January 19, 2004
DIVISION OF RESPONSIBILITIES:
U.S. Finds Annan Ready to Help Salvage Iraq Transition Plan (Robin Wright and Colum Lynch, January 19, 2004, Washington Post)
The Bush administration has not figured out how much control it is willing to give the United Nations, U.S. officials said. The internal differences echo earlier debates over whether the United States should collaborate with the world body, first in pressuring Saddam Hussein over his programs to produce weapons of mass destruction and then in going to war to oust him. [...]The political hand-over, which centers around a complex process based on caucuses in Iraq's 18 provinces to elect a new national assembly, has been challenged by Grand Ayatollah Ali Sistani. Iraq's leading religious cleric is demanding direct elections so the caucus process cannot be manipulated to favor U.S.-backed Iraqis.
Sistani has repeatedly called for the United Nations to weigh in on the election issue. Washington hopes the most immediate role U.N. envoys will play is mediating with Sistaniand other potential spoilers of the transition plan. Sistani has refused to see U.S. diplomats but has met with U.N. representatives.
"Look, the bottom line is we need help," a U.S. official intimately involved in Iraq policy said. "We need help on a lot of fronts, whether it's managing Sistani, whether it's making this process more truly transparent and inclusive in such a way that the Sistanis of this world buy into it. That is something we haven't had very much success [with]. There is a genuine recognition that we need to engage more broadly."

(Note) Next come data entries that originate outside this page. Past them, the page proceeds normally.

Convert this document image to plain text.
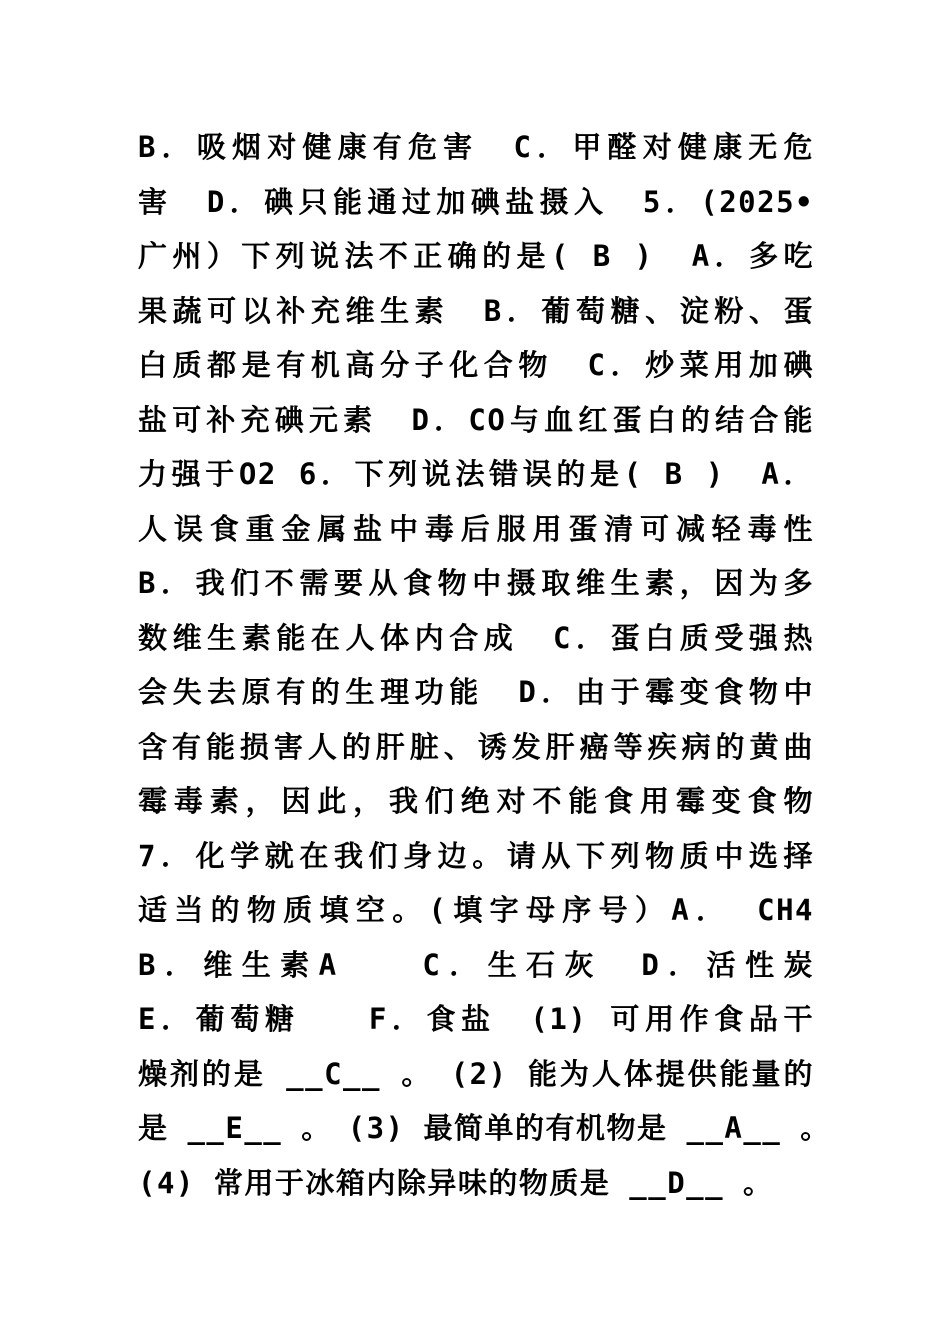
B．吸烟对健康有危害　C．甲醛对健康无危
害　D．碘只能通过加碘盐摄入　5．(2025•
广州）下列说法不正确的是( B )　A．多吃
果蔬可以补充维生素　B．葡萄糖、淀粉、蛋
白质都是有机高分子化合物　C．炒菜用加碘
盐可补充碘元素　D．CO与血红蛋白的结合能
力强于O2 6．下列说法错误的是( B )　A．
人误食重金属盐中毒后服用蛋清可减轻毒性
B．我们不需要从食物中摄取维生素，因为多
数维生素能在人体内合成　C．蛋白质受强热
会失去原有的生理功能　D．由于霉变食物中
含有能损害人的肝脏、诱发肝癌等疾病的黄曲
霉毒素，因此，我们绝对不能食用霉变食物
7．化学就在我们身边。请从下列物质中选择
适当的物质填空。(填字母序号）A． CH4
B．维生素A　　C．生石灰　D．活性炭
E．葡萄糖　　F．食盐　(1) 可用作食品干
燥剂的是 __C__ 。　(2) 能为人体提供能量的
是 __E__ 。　(3) 最简单的有机物是 __A__ 。
(4) 常用于冰箱内除异味的物质是 __D__ 。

This is why we can keep on toppling regimes until all those we want gone are--the UN has no option but to step in and help with the rebuilding after we break such places. Posted by Orrin Judd at January 19, 2004 8:14 AM
"help salvage Iraq transition plan"
Of course, the writers could not comprehend that the adminstration's plan could have always included, as a very likely outcome, an eventual UN involvement in Iraq: whether promptly and gladly, or late and grateful, or late and resigned. Why is it than when the administration's plans work perfectly, they are the object of cynicism -- concocted by neo-cons as early as 1976? And whenever they evolve in less than a straight-line, they doom us to "quagmire" unless otherwise "salvaged" by "capitulations" to our "moral betters"?
Posted by: MG at January 19, 2004 9:28 AMThis will be a big Democrat theme in the election - Bush has messed up Iraq. ABC Nightline has had a bunch of recent Iraq profiles all of which portray the country as being one big cesspool.
Posted by: AWW at January 19, 2004 10:28 AMIt shouldn't be hard for the Bush admin to round up a bunch of Iraqis who were tortured by Saddam, or who are doing much better economically after Saddam's fall.
"My son goes to school at Baghdad High, and under Saddam, he didn't even have books, but now he plays football and has a scholarship to Harvard", etc.